A chance encounter in San Francisco makes Schemer suspicious of Genaro, just as O'Brien gets to meet the next tier of command, Diana Simpson (Jane Randolph), who is suspicious of any betrayal. She orders a hit on both The Schemer and Genaro: The Schemer being roasted alive in a steam bath and Genaro shot in front of his partner, who can only stand and watch helplessly as Genaro implicates himself, taking suspicion off O'Brien, and is executed, gangland-style. 

But Genaro has been clever enough to leave O'Brien clues to where he can find The Schemer's coded notebook, which the agent turns over to his superiors, bringing them closer to cracking the case, even as O'Brien has to overcome greater suspicion, due to his closeness to Genaro.

He has one advantage, however, he still has the other engraving plate that the counterfeiters now want...very much. But, as he's being watched closely—too closely by the assassin, Moxie, he has to find a way to complete the transaction, with the added incentive of bringing the ring to justice and avenging his partner.

T-Men is filmed in that "semi-documentary" style popular in the 1940's whenever a studio wanted to lend an aura of verisimilitude to a story "based on a true story" (as they like to say these days) by using real locations whenever possible. However, no documentary, semi or otherwise, has been as artfully shot and lighted, here by Mann and his cinematographer John Alton, who make the photography as oppressive as it is beautiful, enveloping the government agents in precipitous angles, uncomfortably close close-ups, and an ever-encroaching darkness that seems to swallow them up in the frame. The danger is so visually palpable you can practically smell the sweat, with or without the benefit of steam-baths.
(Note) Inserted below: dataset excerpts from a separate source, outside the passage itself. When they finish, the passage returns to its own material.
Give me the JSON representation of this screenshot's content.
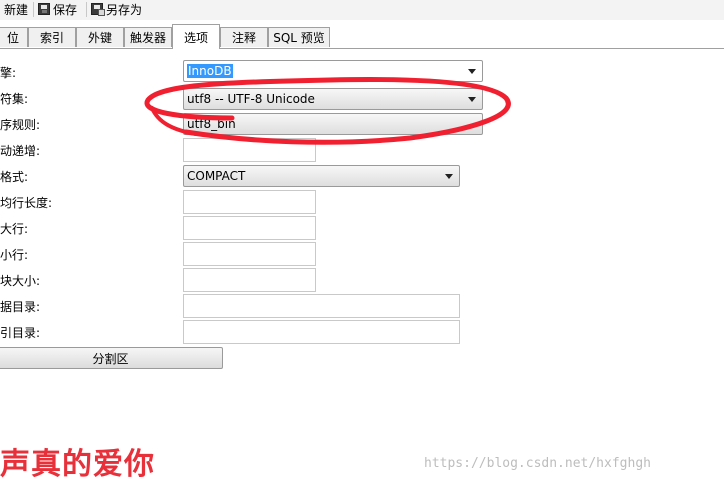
{
  "toolbar": {
    "new_label": "新建",
    "save_label": "保存",
    "save_as_label": "另存为"
  },
  "tabs": [
    {
      "label": "位"
    },
    {
      "label": "索引"
    },
    {
      "label": "外键"
    },
    {
      "label": "触发器"
    },
    {
      "label": "选项",
      "active": true
    },
    {
      "label": "注释"
    },
    {
      "label": "SQL 预览"
    }
  ],
  "form": {
    "engine": {
      "label": "擎:",
      "value": "InnoDB"
    },
    "charset": {
      "label": "符集:",
      "value": "utf8 -- UTF-8 Unicode"
    },
    "collation": {
      "label": "序规则:",
      "value": "utf8_bin"
    },
    "auto_increment": {
      "label": "动递增:",
      "value": ""
    },
    "row_format": {
      "label": "格式:",
      "value": "COMPACT"
    },
    "avg_row_length": {
      "label": "均行长度:",
      "value": ""
    },
    "max_rows": {
      "label": "大行:",
      "value": ""
    },
    "min_rows": {
      "label": "小行:",
      "value": ""
    },
    "key_block_size": {
      "label": "块大小:",
      "value": ""
    },
    "data_directory": {
      "label": "据目录:",
      "value": ""
    },
    "index_directory": {
      "label": "引目录:",
      "value": ""
    },
    "partition_button": "分割区"
  },
  "annotation": {
    "handwritten_text": "声真的爱你",
    "color": "#e8303a"
  },
  "watermark": "https://blog.csdn.net/hxfghgh",
  "colors": {
    "selection": "#3399ff",
    "annotation_red": "#f02030"
  }
}
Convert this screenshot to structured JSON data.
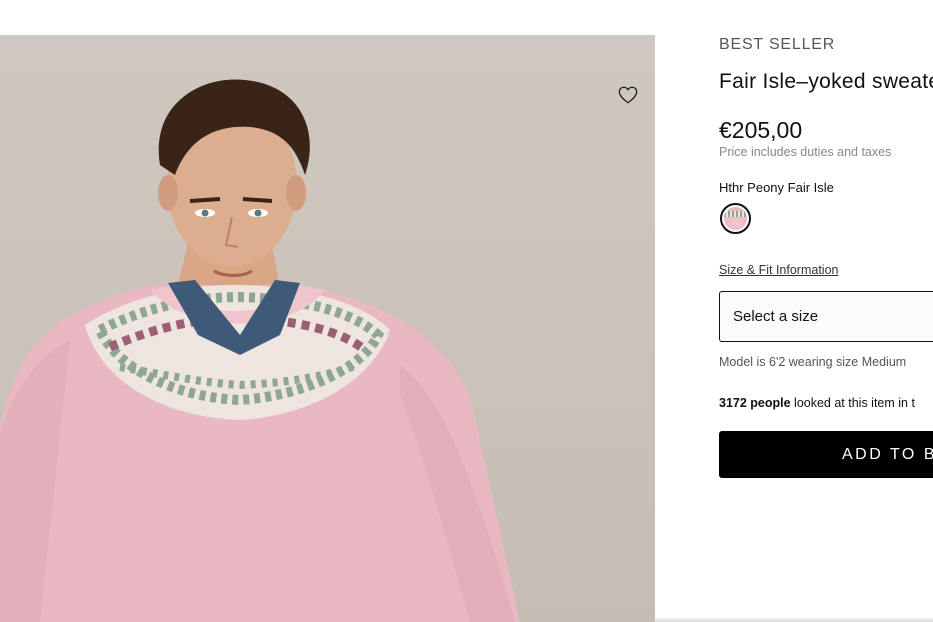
{
  "product": {
    "badge": "BEST SELLER",
    "title": "Fair Isle–yoked sweate",
    "price": "€205,00",
    "price_note": "Price includes duties and taxes",
    "color_name": "Hthr Peony Fair Isle",
    "size_fit_link": "Size & Fit Information",
    "size_select_placeholder": "Select a size",
    "model_note": "Model is 6'2 wearing size Medium",
    "views_count": "3172 people",
    "views_text": " looked at this item in t",
    "add_to_bag": "ADD TO BA"
  },
  "icons": {
    "wishlist": "heart-outline-icon"
  },
  "colors": {
    "background": "#ffffff",
    "button": "#000000",
    "sweater": "#e9b9c4",
    "photo_backdrop": "#cbc4bb"
  }
}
It's a fascinating portrait of professionals, good and bad, just "doing business" with a restraint of attitude in the "Dragnet" manner, but explodes into ferocity when the guns come out. In fact, there's an energy to the finale that almost has a supernatural "horror" quality to it, of implacable hate that pulses through the veins of wounded men, rather than blood. The darkness veils emotion throughout the movie—especially in the scene where O'Brien's hat-brim shadows his eyes after witnessing Genaro's murder—only the spare splashes and flashes of light betraying the character's inner thoughts and rages. Despite good restrained performances, there's almost no acting needed, when Mann and Alton are presenting all the drama in their choices of light and dark. T-Men is one of the greatest of film-noirs, of the forces of light trying to penetrate the darkness.